Two major newspapers, each with a circulation of several million, recently clashed on the issue. On March 31, the daily Asahi Shimbun, which is considered liberal, used its front page, an editorial and two other full pages to summarize past findings, concluding that the Imperial Japanese Army was “deeply involved” in sex slavery. The feature included an interview with former Chief Cabinet Secretary Yohei Kono, who stated in 1993 that comfort women from the Korean Peninsula were recruited, transferred and controlled “generally against their will.”
The Sankei Shimbun, a conservative national daily, immediately responded in its own editorial, saying the Asahi effectively admitted errors in its reports that the Japanese army conducted “slave hunting” to find comfort women. The Sankei also said testimony by 16 former comfort women, which led to the 1993 Kono statement, were not backed up by evidence.
The Education Ministry plans to announce in late June newly approved high school textbooks for next spring. Textbooks are screened every four years and last year’s process dealt with junior high school textbooks. Many of the new textbooks will reportedly have more detailed descriptions of comfort women than before, including testimony from the victims.
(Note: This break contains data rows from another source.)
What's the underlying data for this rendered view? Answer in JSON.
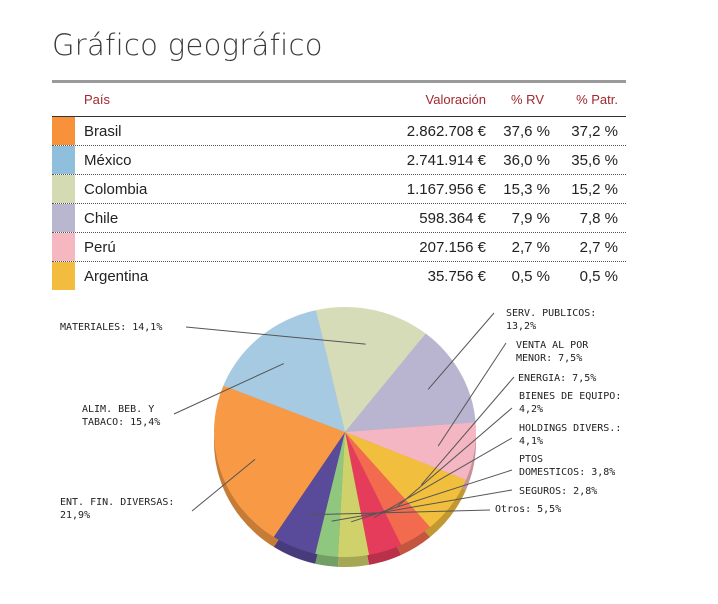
{
  "title": "Gráfico geográfico",
  "table": {
    "headers": {
      "country": "País",
      "valuation": "Valoración",
      "rv": "% RV",
      "patr": "% Patr."
    },
    "rows": [
      {
        "country": "Brasil",
        "valuation": "2.862.708 €",
        "rv": "37,6 %",
        "patr": "37,2 %",
        "color": "#f7923a"
      },
      {
        "country": "México",
        "valuation": "2.741.914 €",
        "rv": "36,0 %",
        "patr": "35,6 %",
        "color": "#8fbfdd"
      },
      {
        "country": "Colombia",
        "valuation": "1.167.956 €",
        "rv": "15,3 %",
        "patr": "15,2 %",
        "color": "#d4dbb3"
      },
      {
        "country": "Chile",
        "valuation": "598.364 €",
        "rv": "7,9 %",
        "patr": "7,8 %",
        "color": "#b9b6cf"
      },
      {
        "country": "Perú",
        "valuation": "207.156 €",
        "rv": "2,7 %",
        "patr": "2,7 %",
        "color": "#f5b7c0"
      },
      {
        "country": "Argentina",
        "valuation": "35.756 €",
        "rv": "0,5 %",
        "patr": "0,5 %",
        "color": "#f2bd3f"
      }
    ]
  },
  "chart_data": {
    "type": "pie",
    "slices": [
      {
        "label": "SERV. PUBLICOS: 13,2%",
        "value": 13.2,
        "color": "#b9b5d0"
      },
      {
        "label": "VENTA AL POR MENOR: 7,5%",
        "value": 7.5,
        "color": "#f4b6c3"
      },
      {
        "label": "ENERGIA: 7,5%",
        "value": 7.5,
        "color": "#f2be3e"
      },
      {
        "label": "BIENES DE EQUIPO: 4,2%",
        "value": 4.2,
        "color": "#f26b4f"
      },
      {
        "label": "HOLDINGS DIVERS.: 4,1%",
        "value": 4.1,
        "color": "#e63c5c"
      },
      {
        "label": "PTOS DOMESTICOS: 3,8%",
        "value": 3.8,
        "color": "#cfd16a"
      },
      {
        "label": "SEGUROS: 2,8%",
        "value": 2.8,
        "color": "#8fc77e"
      },
      {
        "label": "Otros: 5,5%",
        "value": 5.5,
        "color": "#5a4a9a"
      },
      {
        "label": "ENT. FIN. DIVERSAS: 21,9%",
        "value": 21.9,
        "color": "#f89a45"
      },
      {
        "label": "ALIM. BEB. Y TABACO: 15,4%",
        "value": 15.4,
        "color": "#a6cae2"
      },
      {
        "label": "MATERIALES: 14,1%",
        "value": 14.1,
        "color": "#d6dcb8"
      }
    ],
    "labels": [
      {
        "lines": [
          "SERV. PUBLICOS:",
          "13,2%"
        ]
      },
      {
        "lines": [
          "VENTA AL POR",
          "MENOR: 7,5%"
        ]
      },
      {
        "lines": [
          "ENERGIA: 7,5%"
        ]
      },
      {
        "lines": [
          "BIENES DE EQUIPO:",
          "4,2%"
        ]
      },
      {
        "lines": [
          "HOLDINGS DIVERS.:",
          "4,1%"
        ]
      },
      {
        "lines": [
          "PTOS",
          "DOMESTICOS: 3,8%"
        ]
      },
      {
        "lines": [
          "SEGUROS: 2,8%"
        ]
      },
      {
        "lines": [
          "Otros: 5,5%"
        ]
      },
      {
        "lines": [
          "ENT. FIN. DIVERSAS:",
          "21,9%"
        ]
      },
      {
        "lines": [
          "ALIM. BEB. Y",
          "TABACO: 15,4%"
        ]
      },
      {
        "lines": [
          "MATERIALES: 14,1%"
        ]
      }
    ]
  }
}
Nobuyoshi Takashima, a professor at the University of the Ryukyus who recently debated with Fujioka in the May 24 issue of the weekly magazine Shukan Gendai, is optimistic from an antirevisionist stand point. “Current high school textbooks already mention comfort women,” leaving no room to protest anew, Takashima said. “Besides, Mr. Fujioka has admitted in Shukan Gendai that textbooks aren’t everything in class.”